O pé pesado despenca potência no amável Maverick v8, sombras pardas e borrões enchem os vidros demonstrando uma velocidade incompatível, mais emocionante. A cada curva, os pneus guincham marcando o asfalto liso como serpentes negras em meio ao deserto. As portas travadas passam a impressão de jaula e predador como um só, fundidos no couro bege do banco...

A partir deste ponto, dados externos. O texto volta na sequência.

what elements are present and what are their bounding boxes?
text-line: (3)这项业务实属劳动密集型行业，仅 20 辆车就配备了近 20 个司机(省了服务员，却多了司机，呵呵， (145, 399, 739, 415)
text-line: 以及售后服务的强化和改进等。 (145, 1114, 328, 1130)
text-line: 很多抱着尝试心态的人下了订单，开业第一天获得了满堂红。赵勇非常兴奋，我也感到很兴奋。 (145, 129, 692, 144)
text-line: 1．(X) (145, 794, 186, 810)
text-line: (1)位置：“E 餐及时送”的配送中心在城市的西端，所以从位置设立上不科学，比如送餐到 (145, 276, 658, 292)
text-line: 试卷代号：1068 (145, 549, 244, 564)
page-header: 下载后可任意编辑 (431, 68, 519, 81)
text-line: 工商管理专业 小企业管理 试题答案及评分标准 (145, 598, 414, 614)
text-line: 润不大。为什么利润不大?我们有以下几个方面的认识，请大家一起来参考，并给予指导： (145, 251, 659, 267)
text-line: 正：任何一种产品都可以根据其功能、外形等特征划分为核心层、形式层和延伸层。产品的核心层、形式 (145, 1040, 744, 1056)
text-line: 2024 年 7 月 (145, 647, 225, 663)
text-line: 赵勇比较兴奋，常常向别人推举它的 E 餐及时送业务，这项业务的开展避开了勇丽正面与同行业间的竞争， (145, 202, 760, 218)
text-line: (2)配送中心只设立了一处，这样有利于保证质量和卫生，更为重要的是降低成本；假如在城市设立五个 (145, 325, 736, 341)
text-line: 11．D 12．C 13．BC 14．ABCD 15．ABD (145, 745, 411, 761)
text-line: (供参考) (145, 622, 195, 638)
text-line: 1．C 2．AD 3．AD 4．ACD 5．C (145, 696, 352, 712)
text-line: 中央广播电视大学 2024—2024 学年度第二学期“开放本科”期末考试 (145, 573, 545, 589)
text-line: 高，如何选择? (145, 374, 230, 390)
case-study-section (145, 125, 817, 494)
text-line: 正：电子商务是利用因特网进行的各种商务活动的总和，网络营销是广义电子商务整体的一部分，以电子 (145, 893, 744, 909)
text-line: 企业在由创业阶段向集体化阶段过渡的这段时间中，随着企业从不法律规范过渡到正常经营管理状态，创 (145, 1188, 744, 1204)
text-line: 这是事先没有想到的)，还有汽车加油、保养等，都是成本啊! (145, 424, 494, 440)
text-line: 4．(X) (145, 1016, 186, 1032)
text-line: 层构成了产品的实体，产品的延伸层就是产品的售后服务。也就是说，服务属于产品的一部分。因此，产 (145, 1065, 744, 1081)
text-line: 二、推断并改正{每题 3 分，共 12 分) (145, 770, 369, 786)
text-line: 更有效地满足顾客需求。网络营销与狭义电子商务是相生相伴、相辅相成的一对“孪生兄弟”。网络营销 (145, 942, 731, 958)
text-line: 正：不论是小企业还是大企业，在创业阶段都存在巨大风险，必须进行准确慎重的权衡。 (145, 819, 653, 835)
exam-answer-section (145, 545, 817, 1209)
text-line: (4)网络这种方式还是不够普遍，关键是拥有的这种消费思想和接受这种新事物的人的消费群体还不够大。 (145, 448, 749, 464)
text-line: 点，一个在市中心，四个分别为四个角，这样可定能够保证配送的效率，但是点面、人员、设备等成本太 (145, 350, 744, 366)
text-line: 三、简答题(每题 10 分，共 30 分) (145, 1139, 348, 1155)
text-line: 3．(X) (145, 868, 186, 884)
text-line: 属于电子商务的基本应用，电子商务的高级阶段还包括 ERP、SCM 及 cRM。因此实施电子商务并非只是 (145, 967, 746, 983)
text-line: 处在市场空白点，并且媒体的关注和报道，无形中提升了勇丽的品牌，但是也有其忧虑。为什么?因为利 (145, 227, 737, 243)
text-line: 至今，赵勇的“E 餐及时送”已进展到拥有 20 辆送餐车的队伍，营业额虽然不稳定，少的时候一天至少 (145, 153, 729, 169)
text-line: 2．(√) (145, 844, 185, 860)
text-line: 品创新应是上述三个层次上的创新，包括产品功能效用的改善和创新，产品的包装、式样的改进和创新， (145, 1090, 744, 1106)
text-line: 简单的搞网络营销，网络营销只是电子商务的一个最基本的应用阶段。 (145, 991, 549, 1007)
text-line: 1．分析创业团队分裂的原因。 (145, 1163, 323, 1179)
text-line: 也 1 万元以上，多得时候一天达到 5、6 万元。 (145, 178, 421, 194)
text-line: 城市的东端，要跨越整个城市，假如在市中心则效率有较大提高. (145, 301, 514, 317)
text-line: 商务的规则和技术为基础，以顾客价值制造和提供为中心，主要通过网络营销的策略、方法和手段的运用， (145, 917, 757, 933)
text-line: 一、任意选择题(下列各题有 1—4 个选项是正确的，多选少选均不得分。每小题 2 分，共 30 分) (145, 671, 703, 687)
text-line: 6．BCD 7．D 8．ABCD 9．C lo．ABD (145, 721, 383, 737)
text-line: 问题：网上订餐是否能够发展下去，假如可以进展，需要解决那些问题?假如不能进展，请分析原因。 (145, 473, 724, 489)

– Certos pensamentos as vezes se materializam... Pensou o homem através do sorriso.
– Se é assim, vou pensar na morte... Falava agora alto, enquanto tocava o volante latente. Segurando como quem segura uma corda num precipício...

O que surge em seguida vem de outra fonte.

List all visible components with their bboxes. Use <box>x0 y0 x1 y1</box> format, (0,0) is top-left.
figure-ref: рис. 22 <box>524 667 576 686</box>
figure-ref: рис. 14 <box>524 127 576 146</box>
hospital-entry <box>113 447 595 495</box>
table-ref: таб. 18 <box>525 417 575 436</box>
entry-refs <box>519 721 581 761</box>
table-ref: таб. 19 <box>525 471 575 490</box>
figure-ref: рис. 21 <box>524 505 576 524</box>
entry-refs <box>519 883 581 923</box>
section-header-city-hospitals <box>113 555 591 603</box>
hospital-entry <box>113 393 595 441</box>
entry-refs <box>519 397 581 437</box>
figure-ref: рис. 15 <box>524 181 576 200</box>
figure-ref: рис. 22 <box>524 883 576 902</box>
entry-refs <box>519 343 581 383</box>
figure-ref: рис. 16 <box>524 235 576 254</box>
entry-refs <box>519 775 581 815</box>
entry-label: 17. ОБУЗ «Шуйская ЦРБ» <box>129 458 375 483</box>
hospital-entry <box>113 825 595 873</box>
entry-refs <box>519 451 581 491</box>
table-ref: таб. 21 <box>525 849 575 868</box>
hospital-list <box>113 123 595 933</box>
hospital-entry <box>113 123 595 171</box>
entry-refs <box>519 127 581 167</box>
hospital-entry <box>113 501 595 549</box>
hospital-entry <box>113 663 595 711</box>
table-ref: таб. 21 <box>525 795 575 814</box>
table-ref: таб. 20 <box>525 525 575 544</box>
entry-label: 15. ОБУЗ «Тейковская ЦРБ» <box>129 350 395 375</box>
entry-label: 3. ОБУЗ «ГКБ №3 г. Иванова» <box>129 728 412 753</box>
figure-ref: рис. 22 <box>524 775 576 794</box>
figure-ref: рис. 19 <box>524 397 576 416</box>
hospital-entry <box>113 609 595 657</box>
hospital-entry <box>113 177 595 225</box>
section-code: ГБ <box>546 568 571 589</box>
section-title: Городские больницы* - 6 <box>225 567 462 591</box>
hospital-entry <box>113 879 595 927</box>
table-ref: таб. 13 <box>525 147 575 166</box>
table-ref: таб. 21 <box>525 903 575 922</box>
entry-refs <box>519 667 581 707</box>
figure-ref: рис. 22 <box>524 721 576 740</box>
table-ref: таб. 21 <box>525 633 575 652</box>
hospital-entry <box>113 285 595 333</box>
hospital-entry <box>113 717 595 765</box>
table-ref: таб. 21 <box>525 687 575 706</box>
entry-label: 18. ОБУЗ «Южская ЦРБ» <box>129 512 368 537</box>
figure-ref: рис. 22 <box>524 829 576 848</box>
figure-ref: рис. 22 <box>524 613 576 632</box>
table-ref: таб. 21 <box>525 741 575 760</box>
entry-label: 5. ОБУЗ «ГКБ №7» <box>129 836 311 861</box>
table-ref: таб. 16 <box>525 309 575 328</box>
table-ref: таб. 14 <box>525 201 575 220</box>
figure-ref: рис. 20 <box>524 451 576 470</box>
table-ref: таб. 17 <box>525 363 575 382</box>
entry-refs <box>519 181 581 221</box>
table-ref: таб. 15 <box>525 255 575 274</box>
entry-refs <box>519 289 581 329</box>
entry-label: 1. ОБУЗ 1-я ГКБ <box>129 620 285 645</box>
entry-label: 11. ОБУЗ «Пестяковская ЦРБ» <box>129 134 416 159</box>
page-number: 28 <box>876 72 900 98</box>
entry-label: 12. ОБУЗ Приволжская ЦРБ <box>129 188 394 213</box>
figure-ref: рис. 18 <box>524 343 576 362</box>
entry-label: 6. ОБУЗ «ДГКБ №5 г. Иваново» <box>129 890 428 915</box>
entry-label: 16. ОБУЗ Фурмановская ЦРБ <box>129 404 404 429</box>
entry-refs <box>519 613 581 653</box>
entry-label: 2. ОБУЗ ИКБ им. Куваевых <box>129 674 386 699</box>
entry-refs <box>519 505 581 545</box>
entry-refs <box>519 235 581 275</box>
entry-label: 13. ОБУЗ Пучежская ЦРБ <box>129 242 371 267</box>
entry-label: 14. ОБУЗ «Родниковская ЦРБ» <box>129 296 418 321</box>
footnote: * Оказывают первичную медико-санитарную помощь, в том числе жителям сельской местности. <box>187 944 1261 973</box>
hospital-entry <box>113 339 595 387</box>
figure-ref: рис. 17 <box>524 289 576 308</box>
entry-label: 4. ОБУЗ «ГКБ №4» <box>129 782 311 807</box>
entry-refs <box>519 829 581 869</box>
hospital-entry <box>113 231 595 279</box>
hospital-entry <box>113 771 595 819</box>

Tocou de leve o botão do rádio, aumentando o volume à medida que acelerava...
Mick Jagger enchia cada canto do automóvel com sua voz rouca vibrando através dos anos:
" Por favor, deixe que eu me apresente, sou um homem de riqueza e gosto..."
O homem que se excitava com a música, agora balançava ligeiramente a cabeça, marcando com movimentos a bateria de Charlie watts...
" Ando por aqui faz muitos anos, roubei muito a alma e a fé dos homens..."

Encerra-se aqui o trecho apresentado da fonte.